Had this relieving conversation with a colleague about... life basically. I finally let out what I've been feeling this month, and I think I shocked myself that I actually was able to share some truths. Which also made me realised that it's scary that I lost the ability to open up with the people that matters most. And truth be told, I'm quite sure this fear will eventually be pointless.. everything will be pointless.Everyday is a roller coaster ride in and out of hell, I've turned to this bitch who apparently wants everything her way. My excuse? Simple, I really don't know how to be selfless (anymore) to that one person who thinks that it's actually okay to hurt me, that it's okay to betray me (or my trust) when all along, all I did was to put my guard down. It's too late that you realised that I didn't deserve all that because oh...!! .. it already happened.
I'm quite frustrated with myself. I've been nurturing all these disappointments and hurt into something that I got accustomed to, that I find it impossible to get rid of all of that now.
Well of course i know what i'm doing is wrong, but have you asked yourself why i turned this way?
Why i haven't been on my best self lately?
Why i haven't paid much attention to you?

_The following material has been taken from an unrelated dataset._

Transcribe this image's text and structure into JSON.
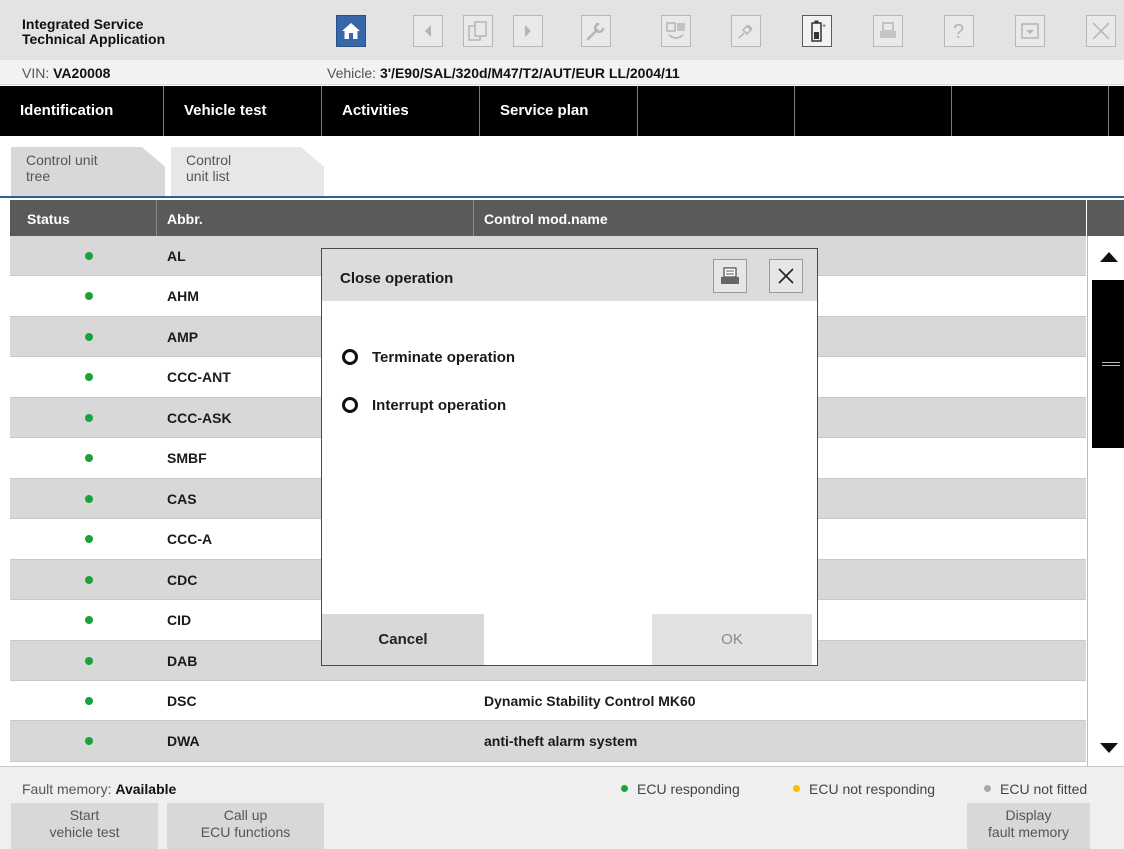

Why i don't wish to bother about what you're going through with your life?
You're my fiance, yes, but what's to a name if you can't deliver your responsibility?
I'm done. I've been hurt enough by putting my guards down, by lowering my expectations so you could slowly take your baby steps to be who you had always wanted to be. You don't deserve my best, because the best was all i ever had given, through and through.